To reduce the possibility of your child suffering painful and possibly disabling injuries, the American Chiropractic Association (ACA) and its Council on Occupational Health offer the following tips:

  • f children and adults in your home share the same computer workstation, make certain that the workstation can be modified for each child's use.
  • Position the computer monitor so the top of the screen is at or below the child's eye level. This can be accomplished by taking the computer off its base or stand, or having the child sit on firm pillows or phone books to reach the desired height.

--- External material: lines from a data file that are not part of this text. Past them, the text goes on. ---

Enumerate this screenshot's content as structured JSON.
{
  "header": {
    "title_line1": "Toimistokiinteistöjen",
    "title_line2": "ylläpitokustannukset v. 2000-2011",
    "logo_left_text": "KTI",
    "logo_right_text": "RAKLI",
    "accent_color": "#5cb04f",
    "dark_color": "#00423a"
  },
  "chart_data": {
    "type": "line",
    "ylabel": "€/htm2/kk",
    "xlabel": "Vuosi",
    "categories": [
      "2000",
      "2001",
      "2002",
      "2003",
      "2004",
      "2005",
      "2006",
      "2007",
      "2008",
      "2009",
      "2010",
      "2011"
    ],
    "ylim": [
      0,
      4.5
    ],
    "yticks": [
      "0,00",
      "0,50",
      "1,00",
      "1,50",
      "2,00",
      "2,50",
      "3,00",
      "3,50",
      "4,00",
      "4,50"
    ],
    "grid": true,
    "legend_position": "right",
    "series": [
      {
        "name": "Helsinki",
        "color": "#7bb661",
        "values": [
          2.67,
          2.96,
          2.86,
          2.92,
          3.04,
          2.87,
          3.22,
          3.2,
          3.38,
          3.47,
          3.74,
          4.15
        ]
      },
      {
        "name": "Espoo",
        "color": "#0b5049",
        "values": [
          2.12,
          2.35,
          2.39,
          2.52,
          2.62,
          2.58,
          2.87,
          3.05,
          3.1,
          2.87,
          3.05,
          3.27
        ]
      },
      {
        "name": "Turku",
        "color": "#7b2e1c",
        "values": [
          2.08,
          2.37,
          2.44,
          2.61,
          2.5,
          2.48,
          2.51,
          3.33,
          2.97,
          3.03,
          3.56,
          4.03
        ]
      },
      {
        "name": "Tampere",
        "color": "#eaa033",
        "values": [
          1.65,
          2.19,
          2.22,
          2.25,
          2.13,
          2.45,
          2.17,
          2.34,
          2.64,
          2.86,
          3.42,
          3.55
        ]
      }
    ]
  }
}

  • Make sure the chair at the workstation fits the child correctly. An ergonomic back cushion, pillow or a rolled-up towel can be placed in the small of the child's back for added back support. There should be two inches between the front edge of the seat and the back of the knees. The chair should have arm supports so that elbows are resting within a 70- to 135-degree angle to the computer keyboard.

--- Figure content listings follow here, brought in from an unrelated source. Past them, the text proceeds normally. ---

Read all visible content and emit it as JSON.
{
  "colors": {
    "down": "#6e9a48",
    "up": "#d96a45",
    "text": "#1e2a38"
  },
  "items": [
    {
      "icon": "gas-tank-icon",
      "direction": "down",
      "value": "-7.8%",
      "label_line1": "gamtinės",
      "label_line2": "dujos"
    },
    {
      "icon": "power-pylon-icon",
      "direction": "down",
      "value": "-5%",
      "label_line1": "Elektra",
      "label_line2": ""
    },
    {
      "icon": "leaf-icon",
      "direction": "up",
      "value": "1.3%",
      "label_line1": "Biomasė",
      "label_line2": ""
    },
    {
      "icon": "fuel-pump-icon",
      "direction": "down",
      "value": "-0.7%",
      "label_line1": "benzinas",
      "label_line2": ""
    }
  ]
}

  • Wrists should be held in a neutral position while typing - not angled up or down. The mousing surface should be close to the keyboard so your child doesn't have to reach or hold the arm away from the body.
  • The child's knees should be positioned at an approximate 90- to 120-degree angle. To accomplish this angle, feet can be placed on a foot rest, box, stool or similar object.
  • Reduce eyestrain by making sure there is adequate lighting and that there is no glare on the monitor screen. Use an antiglare screen if necessary.
  • Limit your child's time at the computer and make sure he or she takes periodic stretch breaks during computing time. Stretches can include: clenching hands into fists and moving them in 10 circles inward and 10 circles outward; placing hands in a praying position and squeezing them together for 10 seconds and then pointing them downward and squeezing them together for 10 seconds; spreading fingers apart and then closing them one by one; standing and wrapping arms around the body and turning all the way to the left and then all the way to the right.
  • Your child's muscles need adequate hydration to work properly and avoid injury. Encourage your child to drink four 8-ounce glasses of water a day. Carbonated beverages, juices and other sweet drinks are not a substitute.
  • Urge your child's school or PTA officials to provide education on correct computer ergonomics and to install ergonomically correct workstations.

"If your child continues to complain of pain and strain from sitting at a computer, see a doctor of chiropractic," urges Dr. Bautch. "A chiropractor can help alleviate your child's pain and help prevent further injury."